Maxwell, or GM204 is NVIDIA's 10th generation GPU architecture and is made up of 5.2 Billion Transistors and measures 398 mm2. NVIDIA's goals for Maxwell were increased gaming performance, incredible energy efficiency, and added support for VXGI lighting. The comparison of Maxwell should be made back to the original Kepler GK104 GPU which was the GeForce GTX 680. Compared to Kepler, Maxwell has 2x the performance and 40% more performance per CUDA core.
The original Kepler diagram can be compared here. In GeForce GTX 980, each GPC ships with a dedicated raster engine and four SMMs. Each SMM has 128 CUDA cores, a PolyMorph Engine, and eight texture units. With 16 SMMs, the GeForce GTX 980 ships with a total of 2048 CUDA cores and 128 texture units.
The GeForce GTX 980 features four 64-bit memory controllers supplying a 256-bit total. Tied to each memory controller are 16 ROP units and 512KB of L2 cache. The full chip ships with a total of 64 ROPs and 2048KB of L2 cache (this compared to 32 ROPs and 512K L2 on GK104). NVIDIA was able to integrate 2x more SMs without doubling the die size.
We know GTX 680 is not the fastest Kepler GPU out there right now, that is GeForce GTX 780 Ti. We will make comparisons to GTX 780 Ti when we look at the card itself on the next page. There is a reason these comparisons are being made to GTX 680, and we will talk about that later in the "Who is this card meant for?" section.
Based on efficiency and workload analysis, and math vs. texture processing requirements of modern games, NVIDIA engineers determined that eight texture units per SMM is the best architectural balance for Maxwell; therefore, the total number of texture units is the same as Kepler, 128. However, thanks to GeForce GTX 980’s higher clocks, texture fill rate improves by 12% from one generation to the next. To improve performance in high AA/high resolution gaming scenarios, we doubled the number of ROPs from 32 to 64. Again, thanks to the added benefit of higher clocks, pixel fill-rate is actually more than double that of GTX 680: 72 Gpixels/sec for GTX 980 versus 32.2 Gpixels/sec for GTX 680.

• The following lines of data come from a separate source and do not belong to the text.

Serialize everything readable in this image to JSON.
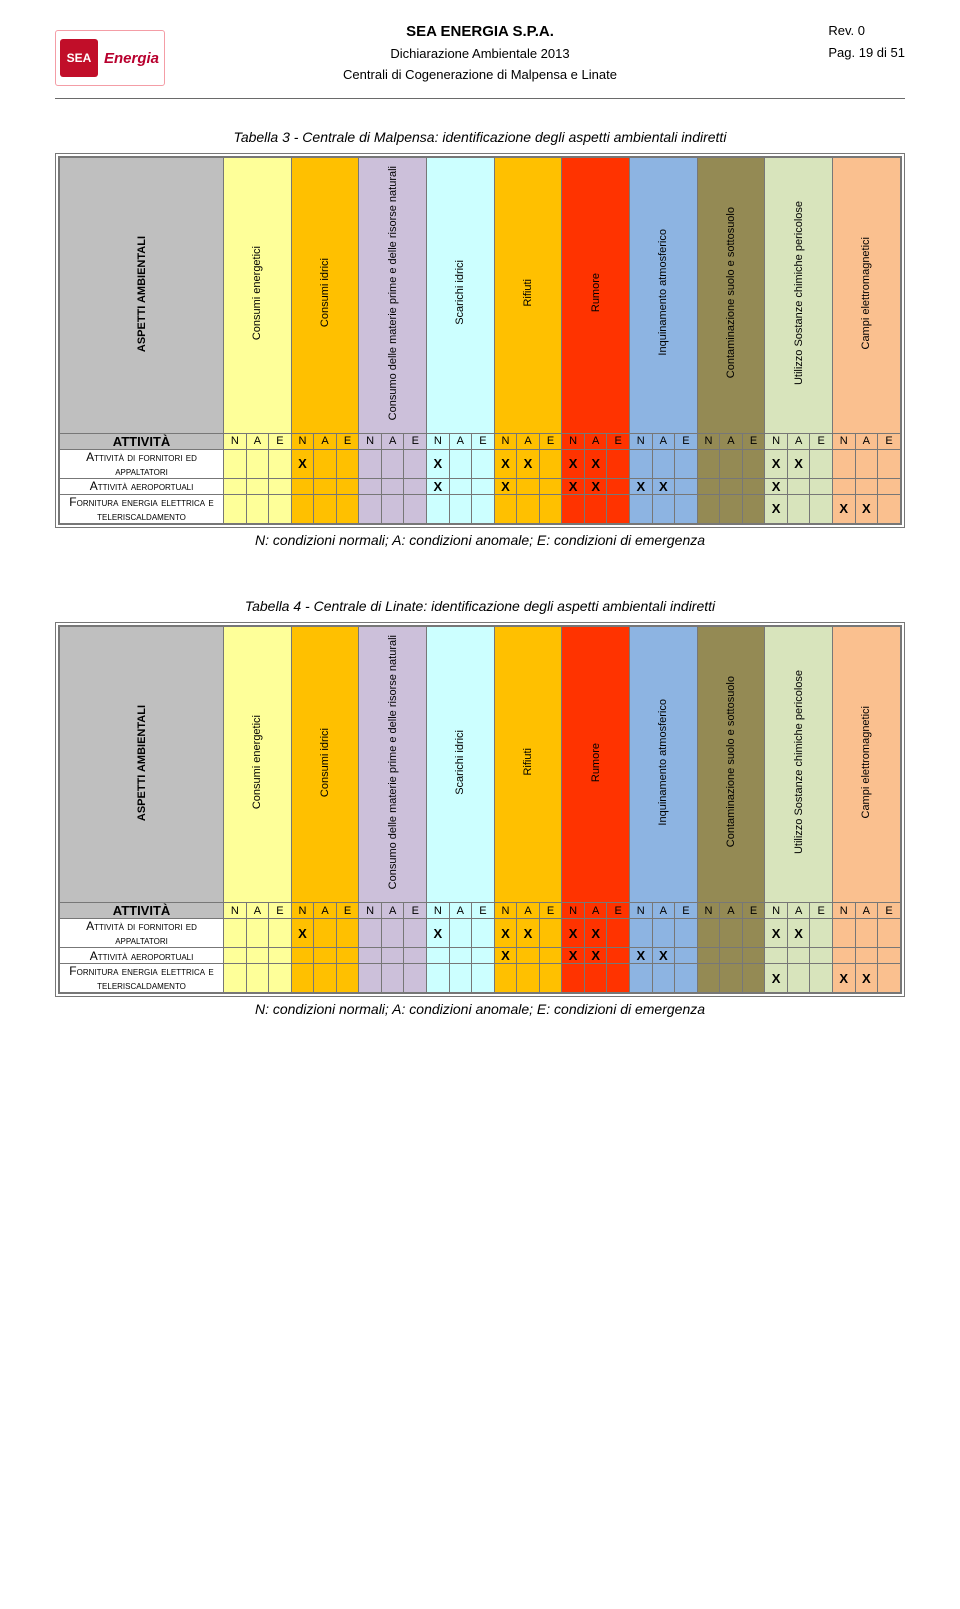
{
  "header": {
    "company": "SEA ENERGIA S.P.A.",
    "doc_title": "Dichiarazione Ambientale 2013",
    "subtitle": "Centrali di Cogenerazione di Malpensa e Linate",
    "rev": "Rev. 0",
    "page": "Pag. 19 di 51",
    "logo_abbr": "SEA",
    "logo_word": "Energia"
  },
  "aspects_label": "ASPETTI AMBIENTALI",
  "activities_label": "ATTIVITÀ",
  "nae_letters": [
    "N",
    "A",
    "E"
  ],
  "columns": [
    {
      "label": "Consumi energetici",
      "bg": "#feff99"
    },
    {
      "label": "Consumi idrici",
      "bg": "#ffc000"
    },
    {
      "label": "Consumo delle materie prime e delle risorse naturali",
      "bg": "#ccc0da"
    },
    {
      "label": "Scarichi idrici",
      "bg": "#ccffff"
    },
    {
      "label": "Rifiuti",
      "bg": "#ffc000"
    },
    {
      "label": "Rumore",
      "bg": "#ff3300"
    },
    {
      "label": "Inquinamento atmosferico",
      "bg": "#8db4e2"
    },
    {
      "label": "Contaminazione suolo e sottosuolo",
      "bg": "#948a54"
    },
    {
      "label": "Utilizzo Sostanze chimiche pericolose",
      "bg": "#d8e4bc"
    },
    {
      "label": "Campi elettromagnetici",
      "bg": "#fac08f"
    }
  ],
  "row_labels": [
    "Attività di fornitori ed appaltatori",
    "Attività aeroportuali",
    "Fornitura energia elettrica e teleriscaldamento"
  ],
  "table3": {
    "caption": "Tabella 3 - Centrale di Malpensa: identificazione degli aspetti ambientali indiretti",
    "marks": [
      [
        "",
        "",
        "",
        "X",
        "",
        "",
        "",
        "",
        "",
        "X",
        "",
        "",
        "X",
        "X",
        "",
        "X",
        "X",
        "",
        "",
        "",
        "",
        "",
        "",
        "",
        "X",
        "X",
        "",
        "",
        "",
        ""
      ],
      [
        "",
        "",
        "",
        "",
        "",
        "",
        "",
        "",
        "",
        "X",
        "",
        "",
        "X",
        "",
        "",
        "X",
        "X",
        "",
        "X",
        "X",
        "",
        "",
        "",
        "",
        "X",
        "",
        "",
        "",
        "",
        ""
      ],
      [
        "",
        "",
        "",
        "",
        "",
        "",
        "",
        "",
        "",
        "",
        "",
        "",
        "",
        "",
        "",
        "",
        "",
        "",
        "",
        "",
        "",
        "",
        "",
        "",
        "X",
        "",
        "",
        "X",
        "X",
        ""
      ]
    ]
  },
  "table4": {
    "caption": "Tabella 4 - Centrale di Linate: identificazione degli aspetti ambientali indiretti",
    "marks": [
      [
        "",
        "",
        "",
        "X",
        "",
        "",
        "",
        "",
        "",
        "X",
        "",
        "",
        "X",
        "X",
        "",
        "X",
        "X",
        "",
        "",
        "",
        "",
        "",
        "",
        "",
        "X",
        "X",
        "",
        "",
        "",
        ""
      ],
      [
        "",
        "",
        "",
        "",
        "",
        "",
        "",
        "",
        "",
        "",
        "",
        "",
        "X",
        "",
        "",
        "X",
        "X",
        "",
        "X",
        "X",
        "",
        "",
        "",
        "",
        "",
        "",
        "",
        "",
        "",
        ""
      ],
      [
        "",
        "",
        "",
        "",
        "",
        "",
        "",
        "",
        "",
        "",
        "",
        "",
        "",
        "",
        "",
        "",
        "",
        "",
        "",
        "",
        "",
        "",
        "",
        "",
        "X",
        "",
        "",
        "X",
        "X",
        ""
      ]
    ]
  },
  "legend": "N: condizioni normali; A: condizioni anomale; E: condizioni di emergenza"
}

The memory subsystem has also been significantly revamped. GTX 980’s memory clock is over 15% higher than GTX 680, and GM204’s cache is larger and more efficient than Kepler’s design, reducing the number of memory requests that have to be made to DRAM. Improvements in our implementation of memory compression provide a further benefit in reducing DRAM traffic effectively amplifying the raw DRAM bandwidth in the system.